Open primaries is probably the most democratic reform that could be implemented right now, one that would allow 40% of the electorate to have a voice

Watch Chris Daggett's independent campaign for governor in New Jersey -- he's raised enough to qualifiy for public funding and is in the debates:

Dems talk amongst themselves... Bloomberg leads in NYC Mayoral race


Steve Rankin said...

Chris Ward ("open primaries") is wrong about Arizona independents. While it's true that AZ independents may not vote in any party's presidential primary, independents (by law) have their choice of either the Democratic primary or the Republican primary, for offices other than president.

When a party does not invite independents into its primary, anyone who wants to vote in that primary should simply change his or her voter registration.

Nancy Hanks said...

Steve, thanks for your comment. As for your advice, I have a different suggestion: When a party does not invite independents into its primary, anyone who wants to vote in that primary should simply go to and sign the letter to President Obama calling for open primaries in national elections and speak out. Independents are now 40% of the electorate and are still treated like second class citizens.
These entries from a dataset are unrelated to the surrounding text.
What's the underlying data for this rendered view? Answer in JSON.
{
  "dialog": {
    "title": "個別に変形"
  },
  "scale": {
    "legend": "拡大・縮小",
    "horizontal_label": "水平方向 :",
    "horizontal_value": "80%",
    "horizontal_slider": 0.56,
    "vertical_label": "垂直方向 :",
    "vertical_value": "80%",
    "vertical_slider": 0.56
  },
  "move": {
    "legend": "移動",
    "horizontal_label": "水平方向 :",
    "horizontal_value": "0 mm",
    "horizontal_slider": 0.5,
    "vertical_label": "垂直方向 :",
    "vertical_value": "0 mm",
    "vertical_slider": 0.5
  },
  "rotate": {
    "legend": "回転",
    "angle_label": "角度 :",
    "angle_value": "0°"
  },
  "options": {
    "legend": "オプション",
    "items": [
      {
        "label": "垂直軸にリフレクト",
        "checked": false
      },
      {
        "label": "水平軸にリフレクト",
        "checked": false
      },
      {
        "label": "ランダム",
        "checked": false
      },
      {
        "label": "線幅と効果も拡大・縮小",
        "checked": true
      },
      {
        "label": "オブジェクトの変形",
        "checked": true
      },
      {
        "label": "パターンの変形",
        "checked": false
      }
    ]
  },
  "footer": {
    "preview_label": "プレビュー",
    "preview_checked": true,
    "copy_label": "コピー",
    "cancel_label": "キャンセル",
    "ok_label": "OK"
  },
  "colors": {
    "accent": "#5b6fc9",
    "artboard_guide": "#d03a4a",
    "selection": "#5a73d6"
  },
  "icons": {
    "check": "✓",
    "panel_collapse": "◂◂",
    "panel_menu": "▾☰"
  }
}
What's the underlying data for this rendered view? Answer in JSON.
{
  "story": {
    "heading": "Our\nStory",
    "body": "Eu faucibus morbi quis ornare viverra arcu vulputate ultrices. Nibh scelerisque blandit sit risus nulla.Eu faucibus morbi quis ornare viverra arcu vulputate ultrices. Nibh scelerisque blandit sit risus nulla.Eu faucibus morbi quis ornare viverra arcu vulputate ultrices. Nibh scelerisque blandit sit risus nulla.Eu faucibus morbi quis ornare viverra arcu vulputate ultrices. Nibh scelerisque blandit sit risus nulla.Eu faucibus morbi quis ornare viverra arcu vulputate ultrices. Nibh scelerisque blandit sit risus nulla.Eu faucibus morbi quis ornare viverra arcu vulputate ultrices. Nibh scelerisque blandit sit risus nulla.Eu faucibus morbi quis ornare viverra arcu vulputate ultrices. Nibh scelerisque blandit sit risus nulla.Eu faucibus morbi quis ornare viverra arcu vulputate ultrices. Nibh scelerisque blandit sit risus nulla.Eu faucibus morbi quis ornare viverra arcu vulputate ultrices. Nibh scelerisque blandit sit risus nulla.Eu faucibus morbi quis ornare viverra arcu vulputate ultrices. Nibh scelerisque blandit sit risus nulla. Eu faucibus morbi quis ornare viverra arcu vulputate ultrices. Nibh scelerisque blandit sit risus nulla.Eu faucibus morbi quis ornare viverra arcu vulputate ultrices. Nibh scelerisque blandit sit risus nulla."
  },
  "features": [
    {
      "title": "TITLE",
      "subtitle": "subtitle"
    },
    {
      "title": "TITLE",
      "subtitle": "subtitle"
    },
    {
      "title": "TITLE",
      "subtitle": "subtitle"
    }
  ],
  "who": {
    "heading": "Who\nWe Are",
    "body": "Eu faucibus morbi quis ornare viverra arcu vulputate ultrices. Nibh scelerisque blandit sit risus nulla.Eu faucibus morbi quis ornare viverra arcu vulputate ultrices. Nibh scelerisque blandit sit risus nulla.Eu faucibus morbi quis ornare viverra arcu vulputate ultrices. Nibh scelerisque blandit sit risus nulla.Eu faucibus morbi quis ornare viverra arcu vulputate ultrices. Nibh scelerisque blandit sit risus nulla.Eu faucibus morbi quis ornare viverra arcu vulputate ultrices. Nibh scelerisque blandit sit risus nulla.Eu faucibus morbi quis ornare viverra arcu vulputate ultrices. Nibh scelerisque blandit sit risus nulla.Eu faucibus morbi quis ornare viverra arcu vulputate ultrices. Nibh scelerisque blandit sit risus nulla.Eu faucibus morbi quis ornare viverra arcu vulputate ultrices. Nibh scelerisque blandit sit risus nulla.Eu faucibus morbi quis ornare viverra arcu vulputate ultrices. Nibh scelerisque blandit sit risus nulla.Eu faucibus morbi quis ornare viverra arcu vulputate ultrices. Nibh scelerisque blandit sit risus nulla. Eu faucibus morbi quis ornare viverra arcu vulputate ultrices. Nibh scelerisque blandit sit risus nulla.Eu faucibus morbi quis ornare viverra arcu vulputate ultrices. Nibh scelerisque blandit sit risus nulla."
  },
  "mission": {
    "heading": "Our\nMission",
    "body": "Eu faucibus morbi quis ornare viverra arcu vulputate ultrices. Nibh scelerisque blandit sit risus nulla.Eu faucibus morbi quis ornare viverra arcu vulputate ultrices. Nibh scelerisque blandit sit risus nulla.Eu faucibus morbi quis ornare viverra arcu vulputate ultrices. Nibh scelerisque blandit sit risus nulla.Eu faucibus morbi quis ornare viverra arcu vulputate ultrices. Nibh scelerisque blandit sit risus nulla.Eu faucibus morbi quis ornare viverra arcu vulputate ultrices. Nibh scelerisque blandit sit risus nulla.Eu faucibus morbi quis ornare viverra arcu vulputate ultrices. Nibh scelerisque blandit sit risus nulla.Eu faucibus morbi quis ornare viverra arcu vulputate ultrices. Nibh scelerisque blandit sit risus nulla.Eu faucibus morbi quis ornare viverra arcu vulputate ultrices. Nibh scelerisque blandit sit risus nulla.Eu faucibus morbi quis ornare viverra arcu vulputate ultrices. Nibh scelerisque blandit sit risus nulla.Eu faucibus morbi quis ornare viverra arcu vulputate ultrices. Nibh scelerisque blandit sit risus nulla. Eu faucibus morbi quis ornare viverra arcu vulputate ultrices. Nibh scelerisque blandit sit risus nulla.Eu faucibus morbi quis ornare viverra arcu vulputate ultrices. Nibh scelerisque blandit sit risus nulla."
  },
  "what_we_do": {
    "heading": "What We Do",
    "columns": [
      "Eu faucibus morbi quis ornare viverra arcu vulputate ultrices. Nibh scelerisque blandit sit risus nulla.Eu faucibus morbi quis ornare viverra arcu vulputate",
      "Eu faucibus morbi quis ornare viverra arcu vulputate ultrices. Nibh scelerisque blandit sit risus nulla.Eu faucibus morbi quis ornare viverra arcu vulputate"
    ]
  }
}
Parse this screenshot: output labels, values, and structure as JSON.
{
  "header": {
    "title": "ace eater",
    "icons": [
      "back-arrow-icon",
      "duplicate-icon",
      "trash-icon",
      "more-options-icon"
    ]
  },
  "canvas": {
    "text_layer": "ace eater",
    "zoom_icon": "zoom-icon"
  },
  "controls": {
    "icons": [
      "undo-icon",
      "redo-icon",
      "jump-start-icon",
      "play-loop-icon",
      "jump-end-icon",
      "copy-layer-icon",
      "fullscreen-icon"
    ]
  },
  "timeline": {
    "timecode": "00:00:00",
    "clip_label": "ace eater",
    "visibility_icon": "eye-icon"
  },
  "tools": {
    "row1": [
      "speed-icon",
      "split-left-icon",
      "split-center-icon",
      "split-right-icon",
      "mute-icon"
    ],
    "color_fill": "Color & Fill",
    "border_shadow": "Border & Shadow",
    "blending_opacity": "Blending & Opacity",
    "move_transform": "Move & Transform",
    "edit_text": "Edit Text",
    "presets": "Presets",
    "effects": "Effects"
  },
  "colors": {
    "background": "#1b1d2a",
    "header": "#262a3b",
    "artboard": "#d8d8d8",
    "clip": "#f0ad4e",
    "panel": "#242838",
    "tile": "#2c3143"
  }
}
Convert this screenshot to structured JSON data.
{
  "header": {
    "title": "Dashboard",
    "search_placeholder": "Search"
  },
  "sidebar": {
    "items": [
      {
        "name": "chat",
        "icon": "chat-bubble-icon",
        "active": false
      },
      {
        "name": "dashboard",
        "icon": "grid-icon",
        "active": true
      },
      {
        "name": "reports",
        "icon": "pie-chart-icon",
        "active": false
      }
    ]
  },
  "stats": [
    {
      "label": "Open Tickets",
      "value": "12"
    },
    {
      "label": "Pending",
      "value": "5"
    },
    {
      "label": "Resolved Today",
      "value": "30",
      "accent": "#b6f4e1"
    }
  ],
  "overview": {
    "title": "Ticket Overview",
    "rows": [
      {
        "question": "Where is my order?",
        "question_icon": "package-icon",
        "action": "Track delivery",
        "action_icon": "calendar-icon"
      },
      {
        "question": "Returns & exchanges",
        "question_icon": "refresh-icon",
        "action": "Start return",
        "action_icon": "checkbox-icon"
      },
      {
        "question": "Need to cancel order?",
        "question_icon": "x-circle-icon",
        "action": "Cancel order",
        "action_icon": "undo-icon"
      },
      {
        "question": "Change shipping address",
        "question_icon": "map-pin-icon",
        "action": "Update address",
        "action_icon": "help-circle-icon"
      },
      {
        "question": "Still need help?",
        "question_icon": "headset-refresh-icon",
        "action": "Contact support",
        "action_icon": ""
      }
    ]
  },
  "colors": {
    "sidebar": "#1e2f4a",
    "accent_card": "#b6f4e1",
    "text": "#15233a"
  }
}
Another suggestion is that we term limit the parties to, oh, let's say 100 years.... There's been enough damage from clubhouse politics already.

Steve Rankin said...

The federal courts may soon strike a blow against the state-mandated open primary, in which the state forces parties to let non-members vote in their primaries. Two such cases are now pending in Idaho and South Carolina.

Are you advocating the aboltion of political parties? That'll never happen. Even in countries where parties are outlawed, people form them anyway. Iraq, about the size of California, has some 75 political parties.

If you dislike political parties, Nancy, why are you a member of the Independence Party? You're an officer, aren't you?